A tranquil, gentle man well into his retirement years, Nelson Galbraith was in the living room watching TV when Josephine Galbraith took her life in the bedroom.
Severely depressed about a future she was convinced would be full of pain and suffering, Josephine, 76, double-knotted a sash around her neck and strangled herself.
Several months later, officers from the Palo Alto (Calif.) Police Department came to Nelson Galbraith's house, handcuffed him in front of his grandchildren and arrested him for killing Josephine.
Bail was set at half-a-million dollars. Galbraith's children scrambled to raise a tenth of that, $50,000, nonrefundable, to get their father, a World War II veteran who had never had a run-in with the law in 78 years, out of jail.
The homicide charge resulted from an autopsy performed by Dr. Angelo Ozoa, coroner for Santa Clara County, that concluded that Josephine Galbraith wouldn't have been strong enough to tie the sash herself.
No one — not the Galbraith children, not friends nor neighbors, no one — said they had ever seen Nelson Galbraith lay a finger on Josephine in the more than 50 years they were together or even raise his voice to her. Nelson confirmed everyone's incredulity at the charges. He said he knew Josephine was depressed, but he played no part in her death.
The family circled the wagons. They hired lawyers. They booted up their computers and went to work researching. They brought in an outside medical expert to conduct an autopsy.
They discovered that the method Josephine chose to end her life, called ligature strangulation, is not uncommon, particularly among older women. The knots she tied, while relatively loose at first, were tightened by her own blood vessels straining to bring blood from the heart to the brain. When her body was re-examined, the condition of her face, florid with multiple ruptures of blood cells, confirmed this diagnosis.

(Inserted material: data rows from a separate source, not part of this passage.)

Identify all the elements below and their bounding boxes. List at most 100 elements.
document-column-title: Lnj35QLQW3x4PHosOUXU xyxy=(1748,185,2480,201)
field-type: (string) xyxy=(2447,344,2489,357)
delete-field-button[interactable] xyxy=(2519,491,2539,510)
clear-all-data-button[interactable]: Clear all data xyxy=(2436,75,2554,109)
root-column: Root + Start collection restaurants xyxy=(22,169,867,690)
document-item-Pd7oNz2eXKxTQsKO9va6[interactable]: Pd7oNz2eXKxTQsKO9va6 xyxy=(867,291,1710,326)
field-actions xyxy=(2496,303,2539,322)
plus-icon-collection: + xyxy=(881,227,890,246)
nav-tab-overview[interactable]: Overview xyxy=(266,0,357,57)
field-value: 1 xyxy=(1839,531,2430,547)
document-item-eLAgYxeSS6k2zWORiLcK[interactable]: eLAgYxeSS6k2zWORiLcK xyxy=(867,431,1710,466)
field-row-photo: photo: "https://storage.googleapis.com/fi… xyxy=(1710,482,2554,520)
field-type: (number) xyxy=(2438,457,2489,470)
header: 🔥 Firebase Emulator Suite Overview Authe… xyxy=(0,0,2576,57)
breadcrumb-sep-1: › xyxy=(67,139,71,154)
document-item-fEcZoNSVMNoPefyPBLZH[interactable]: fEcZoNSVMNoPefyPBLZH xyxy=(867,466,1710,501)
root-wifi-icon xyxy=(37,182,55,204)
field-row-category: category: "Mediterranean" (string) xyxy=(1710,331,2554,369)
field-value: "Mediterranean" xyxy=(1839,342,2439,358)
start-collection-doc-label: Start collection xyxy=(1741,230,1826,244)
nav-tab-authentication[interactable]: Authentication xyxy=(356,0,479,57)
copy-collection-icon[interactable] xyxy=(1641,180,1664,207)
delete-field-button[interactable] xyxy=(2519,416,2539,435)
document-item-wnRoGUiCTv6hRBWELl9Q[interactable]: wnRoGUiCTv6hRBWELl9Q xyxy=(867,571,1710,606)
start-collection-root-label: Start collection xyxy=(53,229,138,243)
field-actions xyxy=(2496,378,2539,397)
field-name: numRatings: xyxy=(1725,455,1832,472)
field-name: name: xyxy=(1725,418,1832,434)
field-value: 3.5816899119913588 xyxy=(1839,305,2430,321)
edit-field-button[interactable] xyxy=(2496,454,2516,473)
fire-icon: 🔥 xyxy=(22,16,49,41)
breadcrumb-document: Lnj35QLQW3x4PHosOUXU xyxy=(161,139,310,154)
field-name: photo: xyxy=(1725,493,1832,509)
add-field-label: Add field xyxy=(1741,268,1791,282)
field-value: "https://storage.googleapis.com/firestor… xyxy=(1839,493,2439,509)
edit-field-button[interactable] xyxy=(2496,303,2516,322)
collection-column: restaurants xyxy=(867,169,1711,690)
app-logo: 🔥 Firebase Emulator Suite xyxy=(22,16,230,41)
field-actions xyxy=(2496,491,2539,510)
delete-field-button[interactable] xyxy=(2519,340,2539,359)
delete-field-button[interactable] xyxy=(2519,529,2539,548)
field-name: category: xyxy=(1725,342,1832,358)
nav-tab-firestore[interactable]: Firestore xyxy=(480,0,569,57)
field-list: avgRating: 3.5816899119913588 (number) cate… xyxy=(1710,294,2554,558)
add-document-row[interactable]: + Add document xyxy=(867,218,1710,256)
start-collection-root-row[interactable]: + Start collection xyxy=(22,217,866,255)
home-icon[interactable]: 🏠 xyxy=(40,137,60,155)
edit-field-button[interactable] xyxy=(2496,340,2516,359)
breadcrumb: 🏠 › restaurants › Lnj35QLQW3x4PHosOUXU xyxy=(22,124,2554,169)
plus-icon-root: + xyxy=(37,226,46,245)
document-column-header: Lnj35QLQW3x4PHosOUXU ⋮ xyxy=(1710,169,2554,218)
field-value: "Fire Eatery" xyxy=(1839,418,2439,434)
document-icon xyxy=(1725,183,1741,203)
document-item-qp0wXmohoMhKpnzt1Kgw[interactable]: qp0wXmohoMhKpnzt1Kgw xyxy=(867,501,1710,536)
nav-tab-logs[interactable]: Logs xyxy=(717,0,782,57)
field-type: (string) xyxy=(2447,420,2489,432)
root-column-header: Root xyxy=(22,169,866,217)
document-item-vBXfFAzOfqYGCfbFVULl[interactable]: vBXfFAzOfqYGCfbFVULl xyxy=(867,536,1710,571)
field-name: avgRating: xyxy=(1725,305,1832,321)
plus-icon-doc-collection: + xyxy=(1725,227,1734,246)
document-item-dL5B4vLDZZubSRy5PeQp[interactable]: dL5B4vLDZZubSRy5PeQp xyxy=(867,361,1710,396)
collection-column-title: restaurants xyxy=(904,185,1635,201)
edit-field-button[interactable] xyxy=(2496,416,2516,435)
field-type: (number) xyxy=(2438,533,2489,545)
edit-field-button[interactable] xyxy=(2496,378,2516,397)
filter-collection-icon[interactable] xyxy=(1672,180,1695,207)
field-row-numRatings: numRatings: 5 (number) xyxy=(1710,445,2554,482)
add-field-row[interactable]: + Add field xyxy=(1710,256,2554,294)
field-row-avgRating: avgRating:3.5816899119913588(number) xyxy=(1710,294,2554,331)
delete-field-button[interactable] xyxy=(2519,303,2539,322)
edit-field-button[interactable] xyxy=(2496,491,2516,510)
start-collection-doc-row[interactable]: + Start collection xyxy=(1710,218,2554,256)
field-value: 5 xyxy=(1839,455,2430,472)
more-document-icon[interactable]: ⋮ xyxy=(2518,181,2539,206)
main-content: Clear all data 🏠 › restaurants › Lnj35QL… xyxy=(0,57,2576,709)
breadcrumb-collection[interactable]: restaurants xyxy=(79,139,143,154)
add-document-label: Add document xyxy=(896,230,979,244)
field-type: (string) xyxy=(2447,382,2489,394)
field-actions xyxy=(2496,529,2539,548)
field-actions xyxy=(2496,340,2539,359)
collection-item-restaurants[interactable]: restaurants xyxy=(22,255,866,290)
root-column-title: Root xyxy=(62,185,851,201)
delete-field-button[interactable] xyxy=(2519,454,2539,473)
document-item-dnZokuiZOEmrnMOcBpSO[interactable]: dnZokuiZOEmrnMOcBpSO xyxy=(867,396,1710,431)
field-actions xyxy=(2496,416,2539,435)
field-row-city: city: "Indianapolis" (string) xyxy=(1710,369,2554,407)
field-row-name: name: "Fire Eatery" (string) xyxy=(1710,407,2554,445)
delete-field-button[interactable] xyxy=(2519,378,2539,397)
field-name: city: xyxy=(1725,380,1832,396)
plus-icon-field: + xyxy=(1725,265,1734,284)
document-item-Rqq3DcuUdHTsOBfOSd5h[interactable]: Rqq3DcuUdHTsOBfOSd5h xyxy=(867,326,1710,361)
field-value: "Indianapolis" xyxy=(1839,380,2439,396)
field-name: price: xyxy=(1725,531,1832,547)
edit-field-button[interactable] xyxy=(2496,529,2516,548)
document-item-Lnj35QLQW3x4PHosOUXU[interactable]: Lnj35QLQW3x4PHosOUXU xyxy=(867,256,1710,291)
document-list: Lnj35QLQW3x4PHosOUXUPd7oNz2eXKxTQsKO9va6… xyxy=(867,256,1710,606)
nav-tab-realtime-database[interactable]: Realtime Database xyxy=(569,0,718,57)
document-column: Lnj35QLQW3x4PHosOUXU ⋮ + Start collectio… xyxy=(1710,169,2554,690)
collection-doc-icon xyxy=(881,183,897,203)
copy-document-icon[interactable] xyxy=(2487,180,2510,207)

The signs that pointed to suicide pointed just as strongly that Ozoa couldn't possibly have examined Josephine's neck and surrounding organs as detailed in his report.
Equally difficult to accept was the realization that prosecutors chose to either ignore the problems with the coroner's report or cover them up — because no one offered to drop the charges.
When the case finally came to trial, almost two years later, a jury quickly acquitted Galbraith.
The evidence was so lopsided, and the experience so gut-wrenching, that following the acquittal the Galbraiths filed a $10 million lawsuit, in the name of Nelson Galbraith, against the county of Santa Clara and Ozoa, who has left his post under pressure.
I only know the above because Dick Galbraith, one of Nelson's sons and a professor at BYU, is a friend of mine. When I saw him recently and asked him what's been going on in his life, he told me.
"It's not about the money," Dick said of the $10 million lawsuit. "I won't touch a penny of it. We'll give it to help the poor and disadvantaged with their legal problems. What it's about is we don't want this to happen to your family. We don't want this to happen to anyone else. This was my dad (Nelson Galbraith died recently). The last thing he'd ever do was say an unkind word about anyone. He was a gentle, good man. And they accused him of murder and staked him out and tortured him and didn't even look at their mistakes."
He paused before adding, "If it was your father, what would you do?"